In the 1968 MLB expansion draft, Jones was the second player selected by the Montreal Expos (the fourth pick overall), behind Manny Mota. He made his Expos debut on opening day, April 8, 1969, at Shea Stadium in a game against the Mets. Six days later, on April 14, 1969, Jones hit a three-run home run and two-run triple in the Expos' first home victory as a franchise, an 8–7 win over the St. Louis Cardinals at Jarry Park. The home run came with Staub and Don Bosch on base and was the very first to be hit in a Major League regular season game in Canada. Jones finished that season with a career-high .270 batting average, 22 homers and 79 runs batted in. So popular was Jones in Montreal that the left-field bleachers in Jarry Park were nicknamed "Jonesville." After the 1971 season, in which he only appeared in 43 games, he was released by the Expos.

Over his 11-year major-league career, Jones was a .252 hitter with 778 hits, 133 home runs, 415 RBI, 485 runs, 132 doubles, 31 triples, and 65 stolen bases in 1,002 games.

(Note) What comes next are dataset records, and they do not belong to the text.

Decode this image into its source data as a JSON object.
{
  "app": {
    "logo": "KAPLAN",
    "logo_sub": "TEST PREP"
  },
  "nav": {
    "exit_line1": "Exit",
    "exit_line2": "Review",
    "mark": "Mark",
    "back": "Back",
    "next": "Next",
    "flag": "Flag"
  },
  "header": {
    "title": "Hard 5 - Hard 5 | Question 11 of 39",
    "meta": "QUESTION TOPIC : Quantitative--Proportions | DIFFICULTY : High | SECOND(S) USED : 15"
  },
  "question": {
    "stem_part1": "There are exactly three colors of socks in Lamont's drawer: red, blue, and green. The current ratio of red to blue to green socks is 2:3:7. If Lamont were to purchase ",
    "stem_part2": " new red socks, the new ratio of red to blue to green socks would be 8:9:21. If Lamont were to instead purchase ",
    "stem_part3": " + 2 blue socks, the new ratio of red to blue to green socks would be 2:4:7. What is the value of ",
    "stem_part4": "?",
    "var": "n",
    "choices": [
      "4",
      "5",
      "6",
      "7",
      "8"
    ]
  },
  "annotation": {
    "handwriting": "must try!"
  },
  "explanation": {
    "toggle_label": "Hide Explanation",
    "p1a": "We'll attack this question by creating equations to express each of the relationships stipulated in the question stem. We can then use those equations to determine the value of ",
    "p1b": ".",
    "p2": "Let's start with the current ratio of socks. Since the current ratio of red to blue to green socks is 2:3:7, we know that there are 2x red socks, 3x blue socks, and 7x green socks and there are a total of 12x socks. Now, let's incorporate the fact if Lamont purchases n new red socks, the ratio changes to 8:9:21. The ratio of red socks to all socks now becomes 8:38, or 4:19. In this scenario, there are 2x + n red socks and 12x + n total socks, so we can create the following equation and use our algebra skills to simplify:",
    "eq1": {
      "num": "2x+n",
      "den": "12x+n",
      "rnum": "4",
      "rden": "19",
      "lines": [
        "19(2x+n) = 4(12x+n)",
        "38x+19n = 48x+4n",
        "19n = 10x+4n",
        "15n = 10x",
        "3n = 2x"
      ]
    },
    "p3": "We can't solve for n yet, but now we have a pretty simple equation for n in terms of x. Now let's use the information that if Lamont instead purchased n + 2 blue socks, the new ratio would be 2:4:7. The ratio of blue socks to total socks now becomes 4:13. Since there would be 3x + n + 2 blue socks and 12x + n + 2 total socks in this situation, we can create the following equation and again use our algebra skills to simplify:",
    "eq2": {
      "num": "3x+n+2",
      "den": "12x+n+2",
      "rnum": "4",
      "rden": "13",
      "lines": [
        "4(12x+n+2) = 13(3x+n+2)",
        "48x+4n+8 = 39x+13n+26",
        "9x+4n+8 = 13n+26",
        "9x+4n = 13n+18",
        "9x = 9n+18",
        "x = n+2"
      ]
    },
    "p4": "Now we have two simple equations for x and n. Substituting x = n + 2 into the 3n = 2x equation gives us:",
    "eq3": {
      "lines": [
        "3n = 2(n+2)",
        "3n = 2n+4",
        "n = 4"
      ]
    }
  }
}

Jones was inducted into the Syracuse Baseball Wall of Fame in 2000, and into the International League Hall of Fame in 2013.

==Personal life==
Mack Jones died in Atlanta of complications from stomach cancer at age 65. He was survived by his wife Esther Levon Buggs Hill Jones, daughter Gayle Jones, son Rontae Jones, three grandchildren and stepson Antonio Hill.

==In popular culture==
Jones is portrayed by actor Phillip Jarrett in the French-Canadian baseball film A No-Hit No-Run Summer.